En esta junta es imposible hallarse el entendimiento, porque ya hemos dicho y probado atrás que esta potencia abomina grandemente el calor, y la humidad no la puede sufrir. La cual doctrina si alcanzaran los atenienses, no se espantaran tanto de ver un hombre tan sabio como Sócrates y que no supiese hablar; del cual decían los que entendían lo mucho que sabía que sus palabras y sentencias eran como unas cajas de madera tosca y sin cepillar por defuera, pero, abiertas, había dentro en ellas dibujos y pinturas dignas de admiración.
En la mesma ignorancia han estado los que, quiriendo dar razón y causa de la oscuridad y mal estilo de Aristóteles, dijeron que de industria, y por querer que sus obras tuviesen autoridad, escribió en jirigonza y con tal mal ornamento de palabras y maneras de hablar.

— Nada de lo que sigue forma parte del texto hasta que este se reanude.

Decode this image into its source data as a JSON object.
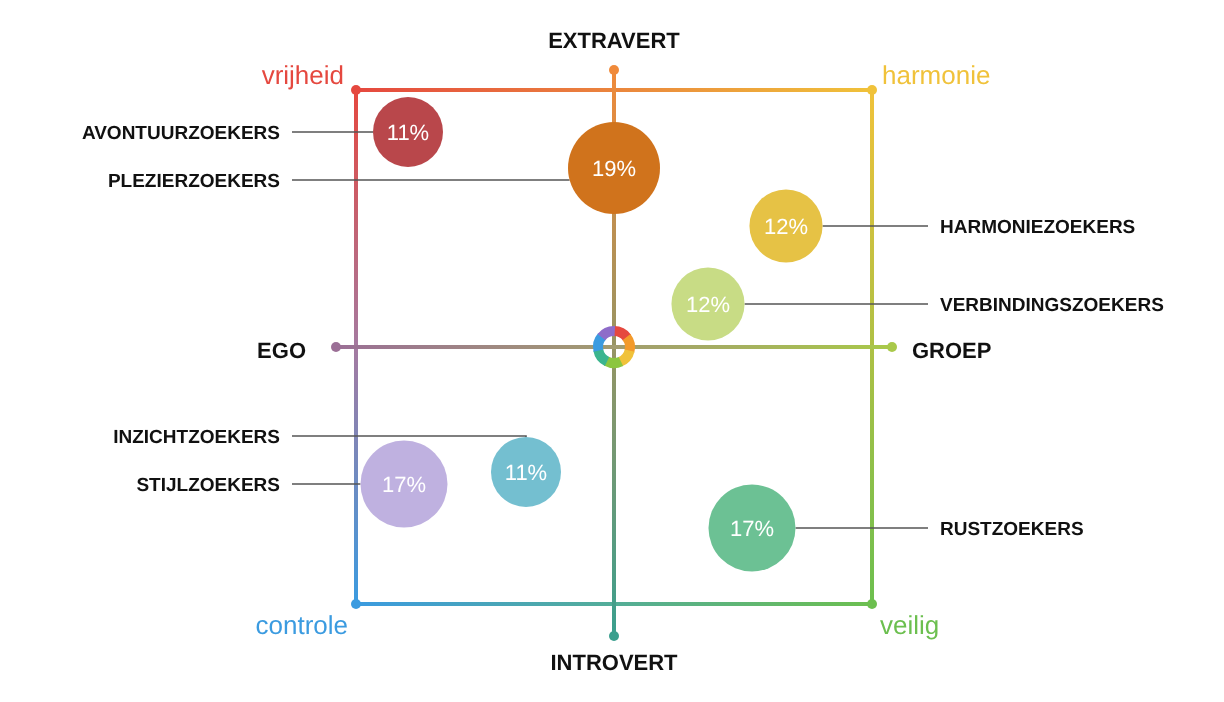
{
  "chart_data": {
    "type": "other",
    "annotations": [
      "EXTRAVERT",
      "vrijheid",
      "harmonie",
      "EGO",
      "GROEP",
      "controle",
      "INTROVERT",
      "veilig"
    ],
    "categories": [
      "AVONTUURZOEKERS",
      "PLEZIERZOEKERS",
      "HARMONIEZOEKERS",
      "VERBINDINGSZOEKERS",
      "INZICHTZOEKERS",
      "STIJLZOEKERS",
      "RUSTZOEKERS"
    ],
    "values": [
      11,
      19,
      12,
      12,
      11,
      17,
      17
    ],
    "colors": [
      "#b9474b",
      "#d0731c",
      "#e6c245",
      "#c8dc85",
      "#74bfd0",
      "#bfb1e0",
      "#6cc194"
    ],
    "value_labels": [
      "11%",
      "19%",
      "12%",
      "12%",
      "11%",
      "17%",
      "17%"
    ]
  }
}
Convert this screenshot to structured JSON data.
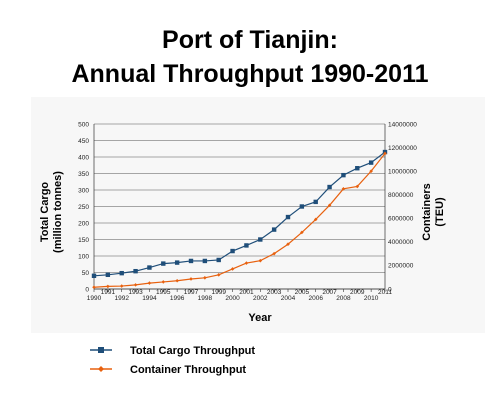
{
  "chart_data": {
    "type": "line",
    "title_lines": [
      "Port of Tianjin:",
      "Annual Throughput 1990-2011"
    ],
    "xlabel": "Year",
    "ylabel_left_lines": [
      "Total Cargo",
      "(million tonnes)"
    ],
    "ylabel_right_lines": [
      "Containers",
      "(TEU)"
    ],
    "x": [
      1990,
      1991,
      1992,
      1993,
      1994,
      1995,
      1996,
      1997,
      1998,
      1999,
      2000,
      2001,
      2002,
      2003,
      2004,
      2005,
      2006,
      2007,
      2008,
      2009,
      2010,
      2011
    ],
    "x_tick_labels": [
      "1990",
      "1991",
      "1992",
      "1993",
      "1994",
      "1995",
      "1996",
      "1997",
      "1998",
      "1999",
      "2000",
      "2001",
      "2002",
      "2003",
      "2004",
      "2005",
      "2006",
      "2007",
      "2008",
      "2009",
      "2010",
      "2011"
    ],
    "ylim_left": [
      0,
      500
    ],
    "yticks_left": [
      0,
      50,
      100,
      150,
      200,
      250,
      300,
      350,
      400,
      450,
      500
    ],
    "ylim_right": [
      0,
      14000000
    ],
    "yticks_right": [
      0,
      2000000,
      4000000,
      6000000,
      8000000,
      10000000,
      12000000,
      14000000
    ],
    "grid": "horizontal",
    "legend_position": "bottom-left",
    "series": [
      {
        "name": "Total Cargo Throughput",
        "axis": "left",
        "color": "#1f4e79",
        "marker": "square",
        "values": [
          40,
          43,
          48,
          54,
          65,
          77,
          80,
          85,
          85,
          88,
          115,
          132,
          150,
          180,
          218,
          250,
          264,
          309,
          345,
          366,
          383,
          415
        ]
      },
      {
        "name": "Container Throughput",
        "axis": "right",
        "color": "#e8610f",
        "marker": "diamond",
        "values": [
          150000,
          220000,
          250000,
          350000,
          500000,
          600000,
          700000,
          850000,
          950000,
          1200000,
          1700000,
          2200000,
          2400000,
          3000000,
          3800000,
          4800000,
          5900000,
          7100000,
          8500000,
          8700000,
          10000000,
          11500000
        ]
      }
    ]
  }
}
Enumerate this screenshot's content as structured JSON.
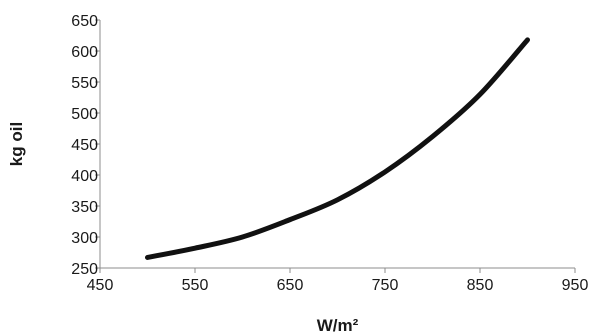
{
  "chart_data": {
    "type": "line",
    "xlabel": "W/m²",
    "ylabel": "kg oil",
    "xlim": [
      450,
      950
    ],
    "ylim": [
      250,
      650
    ],
    "x_ticks": [
      450,
      550,
      650,
      750,
      850,
      950
    ],
    "y_ticks": [
      250,
      300,
      350,
      400,
      450,
      500,
      550,
      600,
      650
    ],
    "grid": false,
    "legend": "none",
    "series": [
      {
        "color": "#111111",
        "x": [
          500,
          550,
          600,
          650,
          700,
          750,
          800,
          850,
          900
        ],
        "y": [
          267,
          282,
          300,
          328,
          360,
          405,
          462,
          530,
          618
        ]
      }
    ]
  }
}
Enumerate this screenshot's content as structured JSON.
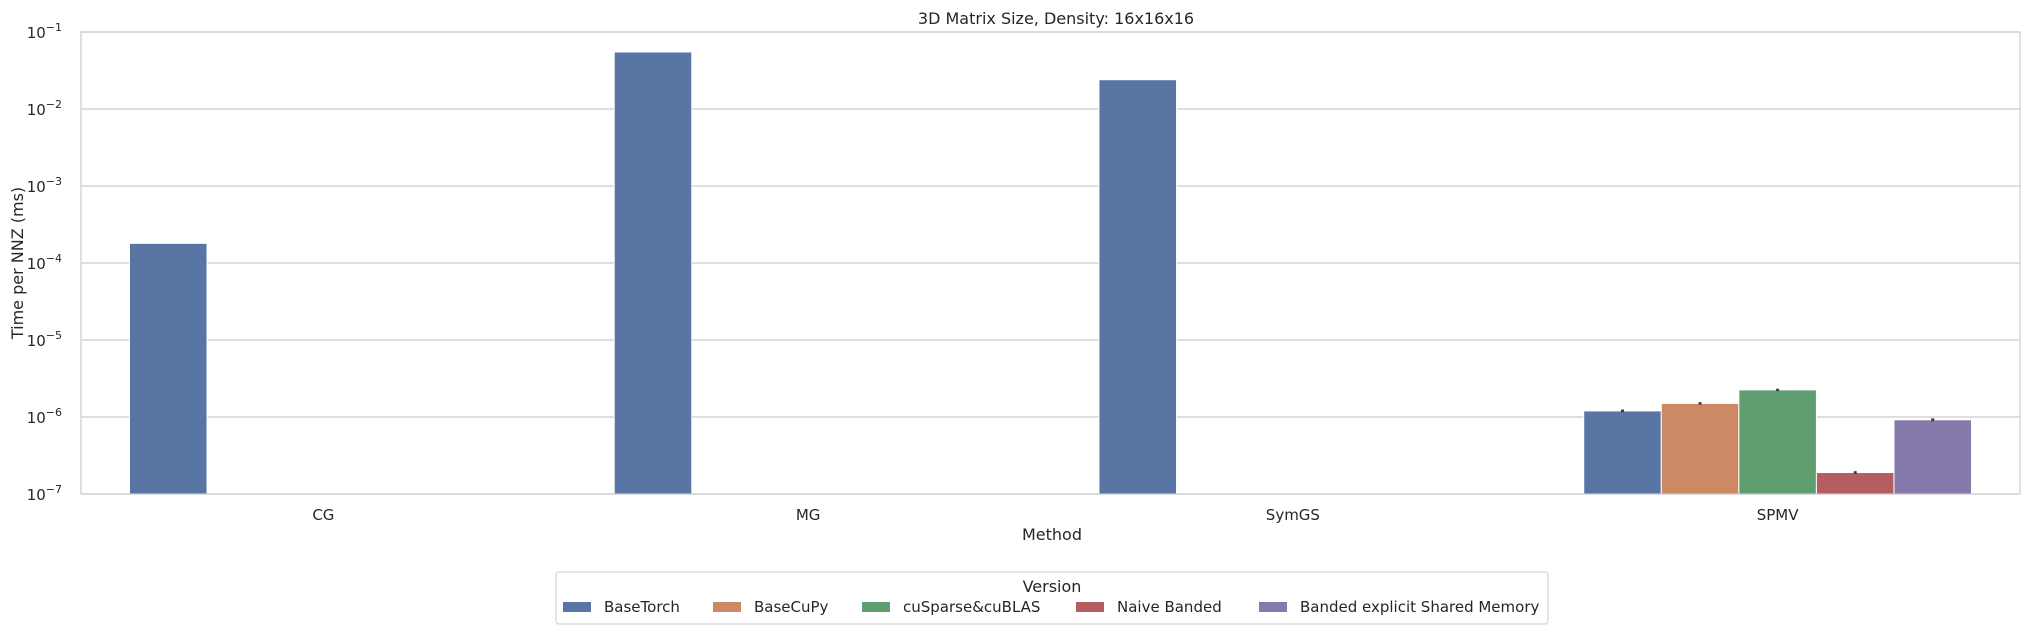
{
  "chart_data": {
    "type": "bar",
    "title": "3D Matrix Size, Density: 16x16x16",
    "xlabel": "Method",
    "ylabel": "Time per NNZ (ms)",
    "yscale": "log",
    "ylim": [
      1e-07,
      0.1
    ],
    "yticks": [
      {
        "value": 1e-07,
        "exp": "−7"
      },
      {
        "value": 1e-06,
        "exp": "−6"
      },
      {
        "value": 1e-05,
        "exp": "−5"
      },
      {
        "value": 0.0001,
        "exp": "−4"
      },
      {
        "value": 0.001,
        "exp": "−3"
      },
      {
        "value": 0.01,
        "exp": "−2"
      },
      {
        "value": 0.1,
        "exp": "−1"
      }
    ],
    "tick_base": "10",
    "grid": true,
    "legend_title": "Version",
    "legend_position": "bottom-center",
    "categories": [
      "CG",
      "MG",
      "SymGS",
      "SPMV"
    ],
    "series": [
      {
        "name": "BaseTorch",
        "color": "#5875a4",
        "values": [
          0.00018,
          0.055,
          0.024,
          1.2e-06
        ],
        "errors": [
          null,
          null,
          null,
          5e-08
        ]
      },
      {
        "name": "BaseCuPy",
        "color": "#cc8963",
        "values": [
          null,
          null,
          null,
          1.5e-06
        ],
        "errors": [
          null,
          null,
          null,
          6e-08
        ]
      },
      {
        "name": "cuSparse&cuBLAS",
        "color": "#5f9e6e",
        "values": [
          null,
          null,
          null,
          2.25e-06
        ],
        "errors": [
          null,
          null,
          null,
          8e-08
        ]
      },
      {
        "name": "Naive Banded",
        "color": "#b55d60",
        "values": [
          null,
          null,
          null,
          1.9e-07
        ],
        "errors": [
          null,
          null,
          null,
          8e-09
        ]
      },
      {
        "name": "Banded explicit Shared Memory",
        "color": "#857aab",
        "values": [
          null,
          null,
          null,
          9.2e-07
        ],
        "errors": [
          null,
          null,
          null,
          4e-08
        ]
      }
    ]
  }
}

Y si consideramos también el proceder tan duro de Platón y la brevedad con que escribe, la oscuridad de sus razones, la mala colocación de las partes de la oración, hallaremos que no es otra la causa.
¡Pues qué si leemos las obras de Hipócrates, los hurtos que hace de nombres y verbos, el mal asiento de sus dichos y sentencias, la mala trabazón de sus razones, lo poco que se le ofrece que decir para llenar los vacíos de su doctrina! ¿Qué más sino que, quiriendo dar muy larga cuenta a Damageto, su amigo, de cómo Artajerjes, rey de los persas, lo envió a llamar prometiéndole todo el oro y la plata que él quisiese y que le contaría entre los grandes de su reino (habiendo sobre esto muchas demandas y respuestas), dijo así: Persarum rex nos accersivit, ignarus quod apud me maior est sapientiae ratio quam auri. Vale; como si dijera: «el rey de los persas me envió a llamar, no sabiendo que yo estimo más la sabiduría que el oro». La cual materia si tomara entre manos Erasmo, o cualquier otro hombre de buena imaginativa y memoria como él, era poco para dilatarla una mano de papel.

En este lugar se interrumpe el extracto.